At 50 I am one of the oldest men on the planet. The disease was especially prevalent in people over the age of 30. Almost all of them died, suffocated, the fluorescent pollen of the plants got into the lungs, and nobody surpassed the week of illness. Half of Spain had died within 15 days of being in the hospital, and the same thing happened in the rest of the world. Allergy was more active in the big cities, where pollution and co2 helped their great expansion. Europe, Asia, Africa and America soon became infected. Australia withstood a few months. But not even the naval and air blockade could cope with the allergy. Fluorescent pollen reached everyone except a few islands in the Arctic and Antarctica.
But not everything is so bad; society is much more dynamic than before, full of opportunities for young people surviving. There is plenty of work and housing for everyone. Migrants are welcome and given all kinds of facilities, but many prefer to stay in their country, where there are so many things to do. The great problems of the pre-allergic world no longer make any sense. Pensions no longer exist; 99% of pensioners have died. Nor is there a housing problem; there are hundreds of thousands of abandoned houses all over the world. Mortgages? They were simply forgotten in the chaos of fluorescent death... All cars are electric because the internal combustion cars fed the disease with their gases.
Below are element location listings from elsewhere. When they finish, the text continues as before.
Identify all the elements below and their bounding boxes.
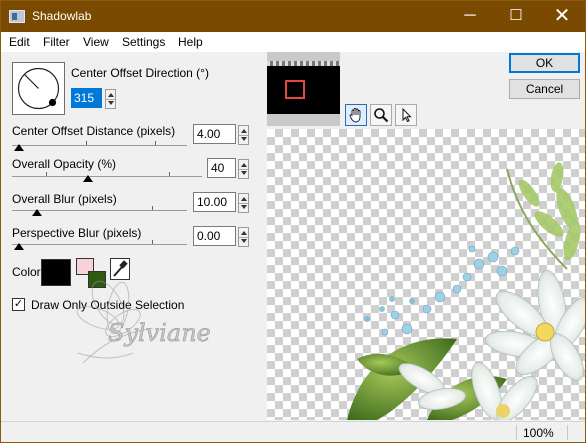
- watermark-flower-icon: [76, 280, 154, 364]
- menu-edit[interactable]: Edit: [9, 35, 30, 49]
- flower-artwork: [347, 162, 585, 420]
- window-title: Shadowlab: [32, 9, 92, 23]
- perspective-label: Perspective Blur (pixels): [12, 226, 142, 240]
- menu-bar: Edit Filter View Settings Help: [1, 32, 585, 52]
- zoom-icon: [374, 108, 389, 123]
- cancel-button[interactable]: Cancel: [509, 79, 580, 99]
- direction-spinner[interactable]: [105, 89, 116, 109]
- opacity-input[interactable]: 40: [207, 158, 236, 178]
- distance-label: Center Offset Distance (pixels): [12, 124, 176, 138]
- menu-help[interactable]: Help: [178, 35, 203, 49]
- opacity-spinner[interactable]: [238, 159, 249, 179]
- direction-dial[interactable]: [12, 62, 65, 115]
- blur-input[interactable]: 10.00: [193, 192, 236, 212]
- pointer-icon: [402, 107, 412, 123]
- close-button[interactable]: ✕: [539, 1, 585, 32]
- menu-filter[interactable]: Filter: [43, 35, 70, 49]
- navigator-view-rect[interactable]: [285, 80, 305, 99]
- status-bar: 100%: [1, 421, 585, 442]
- menu-view[interactable]: View: [83, 35, 109, 49]
- menu-settings[interactable]: Settings: [122, 35, 165, 49]
- direction-input[interactable]: 315: [71, 88, 102, 108]
- title-bar[interactable]: Shadowlab ─ ☐ ✕: [1, 1, 585, 32]
- perspective-input[interactable]: 0.00: [193, 226, 236, 246]
- blur-spinner[interactable]: [238, 193, 249, 213]
- minimize-button[interactable]: ─: [447, 1, 493, 32]
- distance-spinner[interactable]: [238, 125, 249, 145]
- perspective-slider[interactable]: [12, 239, 187, 251]
- ok-button[interactable]: OK: [509, 53, 580, 73]
- color-label: Color: [12, 265, 41, 279]
- preview-canvas[interactable]: [267, 129, 585, 420]
- opacity-label: Overall Opacity (%): [12, 157, 117, 171]
- watermark-signature: Sylviane: [108, 319, 211, 348]
- hand-icon: [349, 108, 361, 123]
- opacity-slider[interactable]: [12, 171, 202, 183]
- blur-label: Overall Blur (pixels): [12, 192, 117, 206]
- pointer-tool-button[interactable]: [395, 104, 417, 126]
- direction-label: Center Offset Direction (°): [71, 66, 209, 80]
- hand-tool-button[interactable]: [345, 104, 367, 126]
- blur-slider[interactable]: [12, 205, 187, 217]
- distance-input[interactable]: 4.00: [193, 124, 236, 144]
- zoom-level: 100%: [523, 426, 554, 440]
- app-icon: [9, 10, 25, 23]
- outside-selection-checkbox[interactable]: ✓: [12, 298, 25, 311]
- maximize-button[interactable]: ☐: [493, 1, 539, 32]
- perspective-spinner[interactable]: [238, 227, 249, 247]
- shadowlab-window: Shadowlab ─ ☐ ✕ Edit Filter View Setting…: [0, 0, 586, 443]
- distance-slider[interactable]: [12, 140, 187, 152]
- zoom-tool-button[interactable]: [370, 104, 392, 126]
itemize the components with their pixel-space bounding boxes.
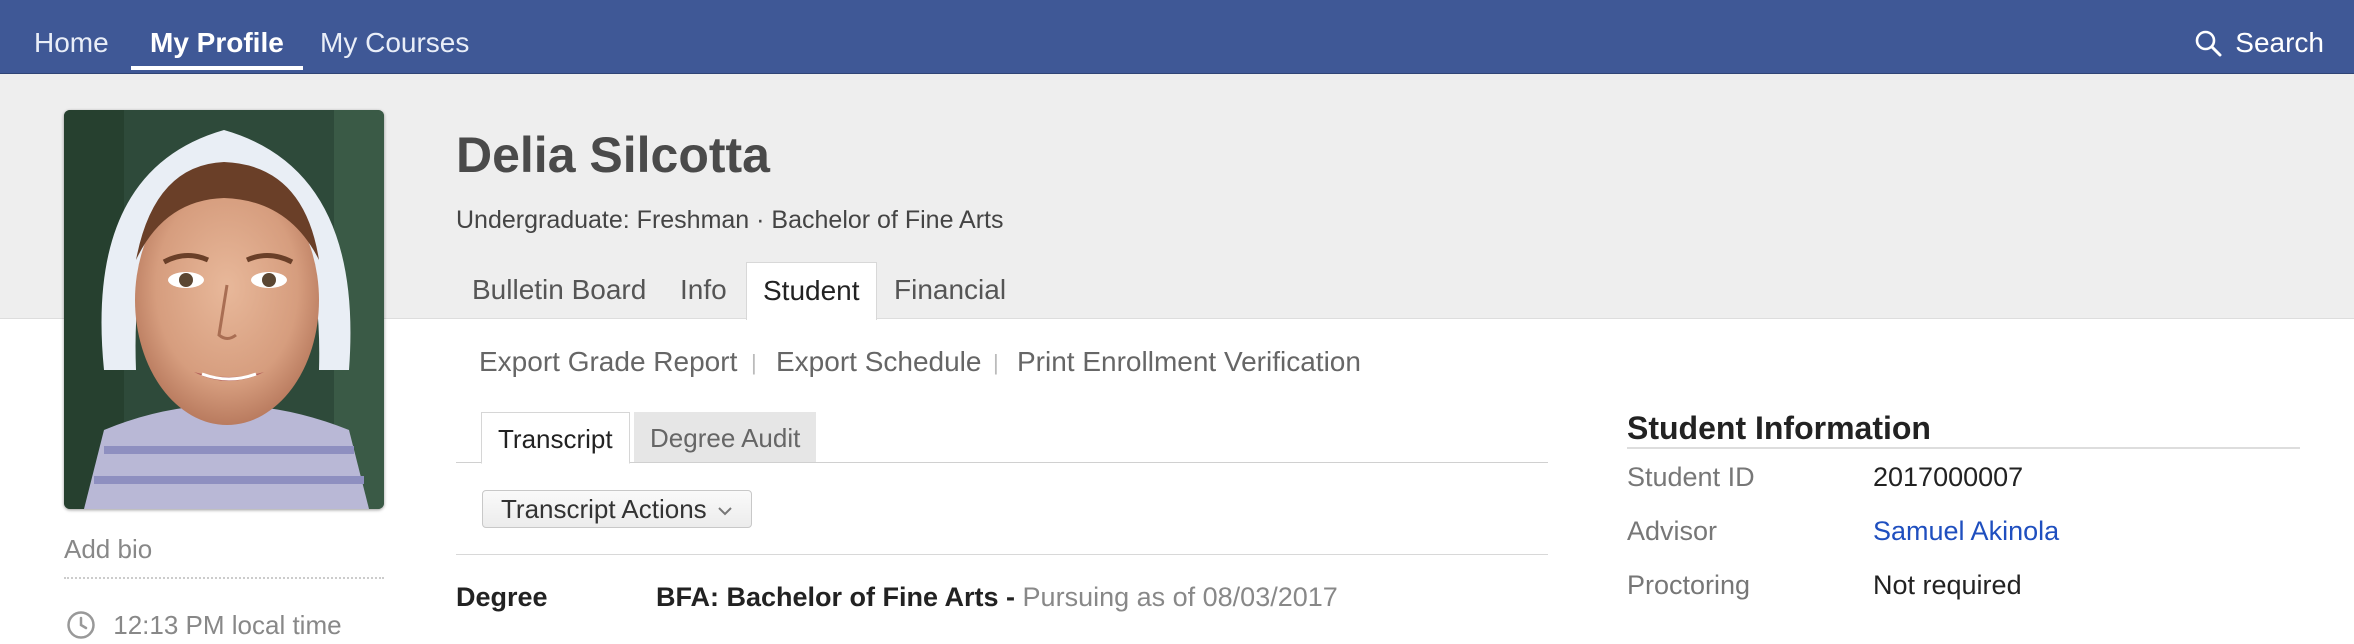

But not everything is so beautiful. Racism has grown alarmingly. Let me explain. In this new world, there are three types of human beings. The immune ones, who are the majority, young people who were able to adapt to pollen and survived. They are the working people who keep the world going and they are in charge of the middle posts of the World Union, the new political organization that emerged after the epidemic. Then there's us, the survivors. We are the ones who overcame the disease but left us with sequels, like that damned fluorescence in the lungs, heart and brain. During the day you don't notice it, but at night you do, and a lot. I know that they look at us badly, that they think we are to blame for the apocalypse. We all know it's not true but the idea is there and I notice the hostility in the environment when people realize my color. Finally, there are the non-contaminated. They are the world's elite (politicians, bankers, top businessmen). They fled from the infected areas and took refuge in some islands of the Arctic, where they knew that pollen would not arrive. There aren't many, but they still control the world from up there, in the remote north. But they live in fear because there is no cure for the disease. If for some reason, the pollen reached their shelters, they would die in a few days. And they know it very well, that's why there are so many security checks to get to their islands. For example, I can never go. Totally forbidden, because I am who I am, patient 0.
I think the time has come for me to tell you more about my current life. Things are going well for me. The fluorescence in my chest doesn't bother me too much, although it does bother most of the immune people I've met. I feel their hostility for being different and having infected me.
But being patient 0 has its advantages. I travel a lot, and everything is paid for. I go to medical conferences, and they do interviews for some media and tv. I'm kind of a media star. My white beard makes me very recognizable How quickly people forget how many old people there were at the beginning of the 21st century. Now I'm something special because I'm 50 years old, but not long ago, nothing was abnormal about me. I'm part of the baby boom generation ravaged by the pandemic. But I survived. We are 0.1% of the current population of the planet. A small minority without political representation and with many prejudices about us.